1894 erhielt Jean Béraud die Ernennung zum Offizier der Ehrenlegion. Im Februar 1897 diente er seinem Freund Marcel Proust als Sekundant, als dieser sich mit dem Kritiker Jean Lorrain duellierte. Gegen Ende des 19. Jahrhunderts widmete er sich weniger seiner eigenen Malerei, sondern arbeitete in der Organisation der Société Nationale des Beaux-Arts, in zahlreichen Ausstellungsgremien und Jurys. Jean Béraud hatte nie geheiratet und keine Kinder. Sein Grab befindet sich neben dem der Mutter und der Zwillingsschwester auf dem Cimetière Montparnasse.
Werk
Seinem Lehrer Bonnat folgend, begann Béraud seine Karriere als Porträtmaler. 1875 wandte er sich mit Leda erstmals einem mythologischen Thema zu. Das 1876 im Salon ausgestellte Retour de l'enterrement brachte für den Künstler den Durchbruch. Hierin zeigte er eine Trauergesellschaft nach der Beerdigung in entspannter Atmosphäre. Während sich ein Mann eine Zigarre anzündet, sind andere Personen im Gespräch vertieft. Diese Straßenszene bildete den Auftakt für zahlreiche ähnliche Motive. Seine Darstellungen der Champs-Elysées, der Hallen, von Montmartre oder der Seineufer sind detailgetreue Abbildungen des Pariser Alltagslebens während der Belle Époque. Ein Beispiel dafür ist das Gemälde La Pâtisserie Gloppe aus dem Jahr 1889. Der Stil seiner Malerei bewegt sich zwischen akademischer Malerei und Impressionismus. Während die meisten Impressionisten dem turbulenten Paris entflohen und die Landschaft der Umgebung malten, fand Béraud in seinem Freund Édouard Manet und in Edgar Degas Vorbilder, zu deren Motiven ebenfalls die Darstellung des vitalen Stadtlebens gehörte.

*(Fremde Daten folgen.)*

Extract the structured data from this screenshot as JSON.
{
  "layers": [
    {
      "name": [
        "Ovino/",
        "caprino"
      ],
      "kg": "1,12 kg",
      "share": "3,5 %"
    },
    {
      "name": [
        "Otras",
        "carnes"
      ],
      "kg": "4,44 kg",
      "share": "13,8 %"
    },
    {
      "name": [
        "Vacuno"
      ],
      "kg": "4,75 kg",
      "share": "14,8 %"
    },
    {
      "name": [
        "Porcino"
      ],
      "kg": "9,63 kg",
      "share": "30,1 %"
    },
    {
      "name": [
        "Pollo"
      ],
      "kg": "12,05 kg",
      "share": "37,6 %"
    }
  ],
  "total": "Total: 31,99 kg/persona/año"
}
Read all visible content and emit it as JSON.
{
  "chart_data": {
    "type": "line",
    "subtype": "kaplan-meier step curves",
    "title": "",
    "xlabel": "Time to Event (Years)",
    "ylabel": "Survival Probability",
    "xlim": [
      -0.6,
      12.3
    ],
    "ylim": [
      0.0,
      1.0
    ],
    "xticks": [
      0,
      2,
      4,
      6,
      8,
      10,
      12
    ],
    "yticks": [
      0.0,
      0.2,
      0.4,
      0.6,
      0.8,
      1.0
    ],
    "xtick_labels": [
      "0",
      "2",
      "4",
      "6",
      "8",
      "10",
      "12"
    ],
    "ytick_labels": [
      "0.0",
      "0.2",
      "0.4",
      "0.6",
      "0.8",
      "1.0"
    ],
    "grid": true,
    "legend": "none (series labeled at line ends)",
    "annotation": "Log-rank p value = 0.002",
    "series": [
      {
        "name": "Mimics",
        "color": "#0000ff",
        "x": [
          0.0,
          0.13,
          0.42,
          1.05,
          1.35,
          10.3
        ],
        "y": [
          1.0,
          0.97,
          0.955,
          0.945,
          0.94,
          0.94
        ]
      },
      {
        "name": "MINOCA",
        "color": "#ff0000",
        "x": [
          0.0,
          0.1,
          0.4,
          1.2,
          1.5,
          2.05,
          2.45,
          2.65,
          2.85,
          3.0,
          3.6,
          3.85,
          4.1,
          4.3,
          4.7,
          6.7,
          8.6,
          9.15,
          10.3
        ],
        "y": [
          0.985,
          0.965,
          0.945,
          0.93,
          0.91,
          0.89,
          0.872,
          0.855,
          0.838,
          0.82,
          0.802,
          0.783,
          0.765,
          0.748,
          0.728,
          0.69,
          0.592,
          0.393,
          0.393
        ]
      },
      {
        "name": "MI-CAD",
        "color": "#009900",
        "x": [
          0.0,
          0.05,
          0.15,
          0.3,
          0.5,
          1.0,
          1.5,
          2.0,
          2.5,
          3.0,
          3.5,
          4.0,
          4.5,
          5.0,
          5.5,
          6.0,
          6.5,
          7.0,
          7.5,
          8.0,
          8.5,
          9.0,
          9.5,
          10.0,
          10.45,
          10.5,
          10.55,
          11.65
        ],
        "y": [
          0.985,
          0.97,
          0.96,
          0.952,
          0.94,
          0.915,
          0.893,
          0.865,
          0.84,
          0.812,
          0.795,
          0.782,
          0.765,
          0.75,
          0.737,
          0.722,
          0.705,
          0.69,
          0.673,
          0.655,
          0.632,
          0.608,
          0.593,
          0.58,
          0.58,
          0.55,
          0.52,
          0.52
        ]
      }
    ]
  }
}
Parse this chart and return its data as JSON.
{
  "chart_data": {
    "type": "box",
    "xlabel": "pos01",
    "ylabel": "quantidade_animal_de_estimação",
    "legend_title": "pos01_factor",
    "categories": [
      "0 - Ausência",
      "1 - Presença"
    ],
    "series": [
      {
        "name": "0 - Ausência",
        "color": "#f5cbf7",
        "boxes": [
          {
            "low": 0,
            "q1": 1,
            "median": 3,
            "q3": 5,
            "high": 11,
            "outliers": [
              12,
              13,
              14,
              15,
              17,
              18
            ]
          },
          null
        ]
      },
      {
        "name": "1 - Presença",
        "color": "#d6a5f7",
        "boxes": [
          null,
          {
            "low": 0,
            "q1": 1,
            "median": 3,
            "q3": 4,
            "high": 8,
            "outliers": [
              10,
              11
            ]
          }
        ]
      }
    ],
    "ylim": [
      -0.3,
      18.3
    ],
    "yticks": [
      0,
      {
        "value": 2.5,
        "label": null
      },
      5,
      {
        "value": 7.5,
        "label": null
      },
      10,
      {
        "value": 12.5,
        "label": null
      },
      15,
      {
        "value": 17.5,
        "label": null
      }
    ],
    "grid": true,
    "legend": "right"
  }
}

Ab 1890 wandte sich Béraud in seinen Bildern auch religiösen Themen zu. Diese Gemälde erinnern an niederländische Malerei des 17. Jahrhunderts. Im Salon 1891 stellte er mit La Madeleine chez le Pharisien eine biblische Szene aus, in der die dargestellten Personen zeitgenössische Kleidung tragen. Diese lebensnahe Umsetzung eines traditionellen Bildthemas galt der Kunstkritik jener Zeit als skandalös.
Werke
- Portrait D'un Homme Elegant
- Le Boulevard St. Denis, Paris
- Au Café
- La Madeleine chez le Pharisien.
Jesus, Maria Magdalena und Ernest Renan (in der Mitte), Verfasser von Das Leben Jesu.
Literatur
- V. Ritter: Béraud, Jean. In: Allgemeines Künstlerlexikon. Die Bildenden Künstler aller Zeiten und Völker (AKL). Band 9, Saur, München u. a. 1994, ISBN 3-598-22749-3, S. 227 f.
- Ursula Bode: Paris – Belle Epoque. 1880–1914. Edition Bongers, Recklinghausen 1994, ISBN 3-7647-0444-6.
- Patrick Offenstadt: The Belle Epoque. A Dream of Times Gone by Jean Béraud; catalogue raisonné. Taschen Verlag, Köln 1999, ISBN 3-8228-6513-3.